New IBM study finds CIOs and CTOs face increasing AI control

Machine Learning


As AI moves from experimentation to enterprise-wide deployment, two-thirds of CIOs and CTOs surveyed report being responsible for AI systems they don’t fully control, while governance is struggling to keep up at scale, according to new research from the IBM Institute for Business Value.

Also read: AiThority interview with Matej Bukovinski, Chief Technology Officer, Nutrient

A global survey* of 2,000 C-level technology executives (technology CxOs) found that the lack of visibility is widespread. The majority of executives surveyed (70%) say teams across the enterprise are adopting technology faster than IT departments can track it.

At the same time, technology leaders face increasing pressure to scale AI faster, even though many companies lack the structures to support it. Chief technology executives surveyed expect the number of AI agents deployed to increase by 38% by 2027. Although 80% of respondents report a mandate for CEO-led AI transformation, only 11% believe they are fully prepared for the scale of AI agent adoption expected next year. Governance is also lagging behind, with 77% of organizations surveyed reporting that AI adoption has already outpaced their current governance capabilities.

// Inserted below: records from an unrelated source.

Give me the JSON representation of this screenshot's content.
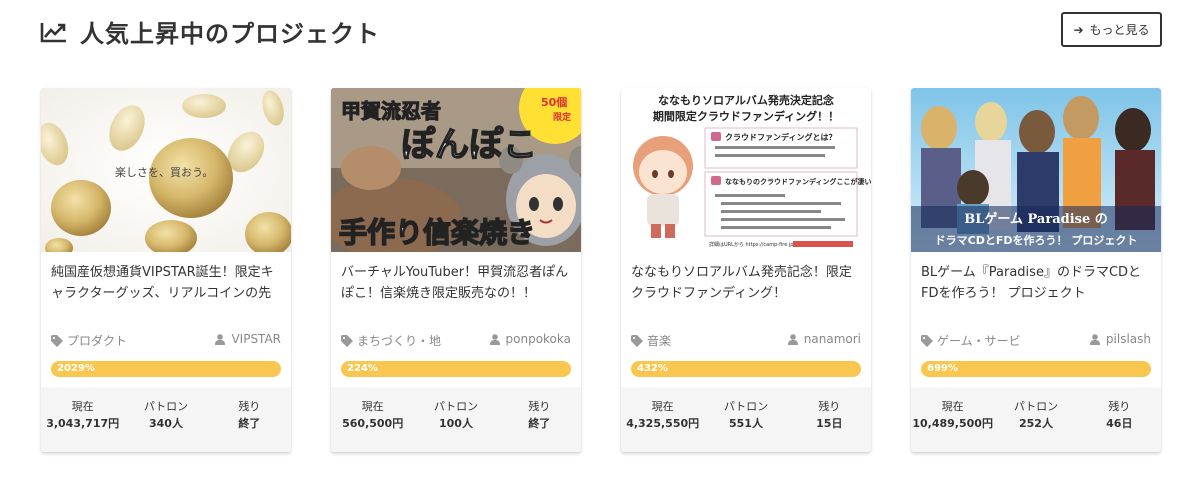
{
  "header": {
    "title": "人気上昇中のプロジェクト",
    "more_label": "もっと見る"
  },
  "labels": {
    "current": "現在",
    "patron": "パトロン",
    "remaining": "残り"
  },
  "projects": [
    {
      "image_text": "楽しさを、買おう。",
      "title": "純国産仮想通貨VIPSTAR誕生！限定キャラクターグッズ、リアルコインの先行販売",
      "category": "プロダクト",
      "owner": "VIPSTAR",
      "progress": "2029%",
      "current": "3,043,717円",
      "patrons": "340人",
      "remaining": "終了"
    },
    {
      "image_text": "甲賀流忍者ぽんぽこ手作り信楽焼き",
      "badge": "50個限定",
      "title": "バーチャルYouTuber！甲賀流忍者ぽんぽこ！信楽焼き限定販売なの！！",
      "category": "まちづくり・地",
      "owner": "ponpokoka",
      "progress": "224%",
      "current": "560,500円",
      "patrons": "100人",
      "remaining": "終了"
    },
    {
      "image_heading_1": "ななもりソロアルバム発売決定記念",
      "image_heading_2": "期間限定クラウドファンディング！！",
      "image_q1": "クラウドファンディングとは？",
      "image_q2": "ななもりのクラウドファンディングここが凄い！",
      "image_url": "詳細はURLから https://camp-fire.jp",
      "title": "ななもりソロアルバム発売記念！限定クラウドファンディング！",
      "category": "音楽",
      "owner": "nanamori",
      "progress": "432%",
      "current": "4,325,550円",
      "patrons": "551人",
      "remaining": "15日"
    },
    {
      "image_line_1": "BLゲーム Paradise の",
      "image_line_2": "ドラマCDとFDを作ろう！ プロジェクト",
      "title": "BLゲーム『Paradise』のドラマCDとFDを作ろう！ プロジェクト",
      "category": "ゲーム・サービ",
      "owner": "pilslash",
      "progress": "699%",
      "current": "10,489,500円",
      "patrons": "252人",
      "remaining": "46日"
    }
  ],
  "colors": {
    "progress": "#f9c74f",
    "stats_bg": "#f5f5f5",
    "text": "#333333",
    "meta": "#888888"
  },
  "icons": {
    "trend": "trending-up-icon",
    "more": "arrow-right-icon",
    "category": "tag-icon",
    "owner": "user-icon"
  }
}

“For CIOs and CTOs, the challenge now is to scale AI systems that operate continuously and autonomously, often within governance models and architectures designed for slower, more predictable environments,” he said. Matt Wrightson, CIO, IBM. “It’s no longer just about accelerating AI adoption; we’re redesigning how organizations control, manage, and invest in AI, building in control and visibility from the start so they can scale with confidence.”

As AI scales, operational and security risks increase

  • Our analysis shows that organizations that rely on manual governance experience an increased risk of incidents as their AI deployment expands, while organizations that embed controls directly into their AI systems experience a 25% reduction in incidents.
  • Most technology CxOs surveyed (59%) cited security and compliance concerns as the biggest barrier to scaling AI agents.
  • Organizations surveyed experienced an average of 54 AI agent incidents in the last year. In this incident, an unintended or harmful event occurred that required human remediation.
  • According to respondents, 17% of reported AI agent incidents were high severity and took more than four hours to contain.
    • 37% led to a data breach or security breach
    • 33% caused cascading system failures
    • 17% caused compliance issues

Organizations that redesign control and invest in AI can achieve stronger outcomes

  • Spending on AI is expected to increase from just under 15% of IT budgets in 2025 to nearly 25% by 2027, a 71% increase in two years, increasing the risks for CIOs and CTOs.
  • However, 84% of technology company CEOs do not fully operationalize AI financial management, and 85% still lack full visibility into real-time AI spending.
  • Our analysis found that organizations that embed controls in their AI systems:
    • Deploy 16x more AI agents than those relying on manual governance
    • Achieved 18% high operating profit margin
    • Cut your AI budget by a quarter
  • Analysis shows that the organization has strong financial discipline.
    • Deploy 2.4x more AI agents without increasing your AI/IT budget
    • 3x more likely to say they are completely ready for AI at scale
  • Organizations surveyed reported a 10% increase in AI return on investment by 2025 by designing for adaptability early, keeping workloads portable and models replaceable rather than locking in hard dependencies.